Tax the TARP Subsidy Campaign
Enlace is working with the Rural Organizing Project, the Center for Intercultural Organizing, Jobs With Justice, and other groups on the Tax the TARP Subsidy Campaign. The campaign seeks to get the State of Oregon to tax the unjustifiable subsidy from the Troubled Asset Relief Program (TARP) funds received by Oregon subsidiaries of giant financial holding companies like JP Morgan Chase and Bank of America in the closing days of the Bush administration. This subsidy is estimated to be over $364 million.
As the economy continues to worsen, politically racist attacks on immigrants increase correspondingly. As more workers fear the loss of their jobs, health insurance and pensions, immigrants are unjustly blamed for these and other problems such as crowded schools and overcrowded hospital emergency rooms. The tax on the bailout subsidy of these mega-banks would go toward much needed human services in Oregon and shift the public debate from scapegoating immigrants and people of color to the source of these hard times: greedy international financial institutions.
Troubled Asset Relief Program (TARP)
In October 2008, the TARP provided over $350 billion in federal funding to the largest US bank-holding companies.
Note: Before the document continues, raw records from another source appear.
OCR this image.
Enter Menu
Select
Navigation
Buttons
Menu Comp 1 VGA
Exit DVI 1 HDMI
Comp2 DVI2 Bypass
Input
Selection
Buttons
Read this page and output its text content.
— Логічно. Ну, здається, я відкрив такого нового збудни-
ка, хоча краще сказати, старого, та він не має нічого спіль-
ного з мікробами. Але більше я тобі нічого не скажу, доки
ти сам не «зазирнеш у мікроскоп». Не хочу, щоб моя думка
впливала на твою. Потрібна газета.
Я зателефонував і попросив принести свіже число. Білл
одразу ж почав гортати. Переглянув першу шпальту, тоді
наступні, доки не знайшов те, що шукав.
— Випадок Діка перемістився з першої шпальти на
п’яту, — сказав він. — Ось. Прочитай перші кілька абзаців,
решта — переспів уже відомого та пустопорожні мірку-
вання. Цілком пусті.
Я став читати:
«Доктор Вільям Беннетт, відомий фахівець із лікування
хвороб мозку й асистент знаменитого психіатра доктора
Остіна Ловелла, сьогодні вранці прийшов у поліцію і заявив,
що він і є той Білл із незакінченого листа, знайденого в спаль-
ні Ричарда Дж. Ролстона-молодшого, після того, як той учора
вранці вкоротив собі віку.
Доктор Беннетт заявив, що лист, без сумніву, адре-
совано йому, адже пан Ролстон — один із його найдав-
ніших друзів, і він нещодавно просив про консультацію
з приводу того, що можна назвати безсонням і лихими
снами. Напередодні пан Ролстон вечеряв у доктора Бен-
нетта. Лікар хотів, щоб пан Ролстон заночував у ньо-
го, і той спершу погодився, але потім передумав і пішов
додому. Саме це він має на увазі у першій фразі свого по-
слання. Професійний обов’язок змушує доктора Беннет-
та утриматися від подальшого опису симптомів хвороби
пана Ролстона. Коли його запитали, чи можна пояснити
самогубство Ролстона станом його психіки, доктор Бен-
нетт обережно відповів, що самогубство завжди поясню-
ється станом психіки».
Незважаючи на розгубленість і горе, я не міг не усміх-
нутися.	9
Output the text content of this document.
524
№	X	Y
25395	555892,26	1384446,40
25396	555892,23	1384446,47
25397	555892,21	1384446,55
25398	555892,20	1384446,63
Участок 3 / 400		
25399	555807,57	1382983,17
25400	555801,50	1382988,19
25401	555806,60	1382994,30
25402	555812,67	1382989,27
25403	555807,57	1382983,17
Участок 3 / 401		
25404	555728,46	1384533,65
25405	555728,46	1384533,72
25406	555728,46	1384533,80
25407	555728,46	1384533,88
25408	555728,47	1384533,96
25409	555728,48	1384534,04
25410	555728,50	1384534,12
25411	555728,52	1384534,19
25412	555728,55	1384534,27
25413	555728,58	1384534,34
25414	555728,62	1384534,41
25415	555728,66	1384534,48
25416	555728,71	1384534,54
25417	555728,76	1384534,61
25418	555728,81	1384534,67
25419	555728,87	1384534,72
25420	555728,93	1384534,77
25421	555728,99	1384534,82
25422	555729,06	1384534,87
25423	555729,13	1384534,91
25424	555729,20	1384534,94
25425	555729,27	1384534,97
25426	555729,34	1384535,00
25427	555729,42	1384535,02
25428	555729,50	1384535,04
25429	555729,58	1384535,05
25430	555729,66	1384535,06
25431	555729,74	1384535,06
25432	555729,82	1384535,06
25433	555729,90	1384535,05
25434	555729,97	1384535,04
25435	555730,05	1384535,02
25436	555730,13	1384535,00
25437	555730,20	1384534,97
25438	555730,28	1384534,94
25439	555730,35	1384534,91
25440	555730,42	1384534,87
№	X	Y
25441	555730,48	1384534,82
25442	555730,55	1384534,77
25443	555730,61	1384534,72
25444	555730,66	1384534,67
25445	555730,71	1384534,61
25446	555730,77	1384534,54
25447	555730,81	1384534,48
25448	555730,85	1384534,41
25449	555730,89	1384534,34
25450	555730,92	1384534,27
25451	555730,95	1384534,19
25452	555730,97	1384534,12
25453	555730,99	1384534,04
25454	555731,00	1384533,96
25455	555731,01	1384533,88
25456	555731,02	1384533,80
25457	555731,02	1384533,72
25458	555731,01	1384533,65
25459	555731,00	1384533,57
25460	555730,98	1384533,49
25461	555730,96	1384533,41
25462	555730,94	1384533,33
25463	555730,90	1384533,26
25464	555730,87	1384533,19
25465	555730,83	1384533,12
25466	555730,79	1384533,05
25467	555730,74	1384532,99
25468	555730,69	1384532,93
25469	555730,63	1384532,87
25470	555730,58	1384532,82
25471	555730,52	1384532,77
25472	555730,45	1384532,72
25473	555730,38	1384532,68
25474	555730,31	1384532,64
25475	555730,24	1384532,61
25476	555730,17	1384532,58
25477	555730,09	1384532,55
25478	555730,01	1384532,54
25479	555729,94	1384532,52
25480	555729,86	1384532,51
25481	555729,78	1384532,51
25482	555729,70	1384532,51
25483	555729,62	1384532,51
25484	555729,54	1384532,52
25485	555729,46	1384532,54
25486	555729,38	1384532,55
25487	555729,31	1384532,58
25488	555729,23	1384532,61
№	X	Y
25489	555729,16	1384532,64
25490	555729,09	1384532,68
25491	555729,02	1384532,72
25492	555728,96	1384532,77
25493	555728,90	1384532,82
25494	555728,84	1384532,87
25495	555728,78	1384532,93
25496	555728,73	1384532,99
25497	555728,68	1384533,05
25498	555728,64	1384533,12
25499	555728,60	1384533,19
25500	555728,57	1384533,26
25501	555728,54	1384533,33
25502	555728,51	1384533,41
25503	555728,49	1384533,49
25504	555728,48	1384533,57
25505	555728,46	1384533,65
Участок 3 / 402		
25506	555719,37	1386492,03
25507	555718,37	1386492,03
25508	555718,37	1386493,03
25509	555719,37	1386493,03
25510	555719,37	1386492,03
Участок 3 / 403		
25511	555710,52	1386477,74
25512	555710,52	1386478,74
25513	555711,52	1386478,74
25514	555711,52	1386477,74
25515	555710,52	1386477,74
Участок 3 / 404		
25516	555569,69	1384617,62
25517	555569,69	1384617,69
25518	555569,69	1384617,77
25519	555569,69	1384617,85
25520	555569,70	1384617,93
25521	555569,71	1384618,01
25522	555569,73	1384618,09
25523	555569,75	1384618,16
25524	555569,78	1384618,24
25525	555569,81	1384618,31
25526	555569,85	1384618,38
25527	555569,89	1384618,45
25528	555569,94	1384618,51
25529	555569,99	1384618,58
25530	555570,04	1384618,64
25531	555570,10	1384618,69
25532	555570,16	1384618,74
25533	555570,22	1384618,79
These are the financial institutions that have crashed both the US and Mexican economies and initiated a worldwide recession. While the bailout was tax-free from the federal standpoint, there is nothing to prevent a state from taxing the companies incorporated in that state that are subsidiaries of TARP recipients. A Congressional study has found that much of the TARP money paid out was a subsidy, or gift, to those financial institutions. For example: J.P. Morgan Chase received $25 billion from the TARP, over $274 million of it in Oregon. Over $49 million of the TARP money JP Morgan Chase received in Oregon was a windfall subsidy. A 35% charge on the subsidy within J.P. Morgan Chase’s Oregon TARP funds would yield over $17 million.
Seven financial holding companies that have subsidiaries incorporated in Oregon received a total of over $105 billion from TARP. The amount received by these holding companies increased their Oregon assets by over $1.6 billion. This taxpayer money was designed to cover the bad investments the banks made with other people’s money and enable lending institutions to provide loans with terms that would prevent home foreclosures and layoffs. But the financial heavyweights spent much of the bailout money on acquisitions of competitors and lavish executive bonuses. By initiating a financial avalanche, these institutions not only put their customers’ assets at risk, but also raised social costs for the state of Oregon.
A windfall tax on the financial industry TARP subsidy in Oregon would yield enough to cover the shortfall in increased emergency medical services in our state caused by the irresponsible conduct of the TARP financial holding companies.
When you win the lottery jackpot in Oregon, you pay a 35% tax on your windfall – Bank of America, JP Morgan Chase, Wells Fargo and the others should pay the same for theirs.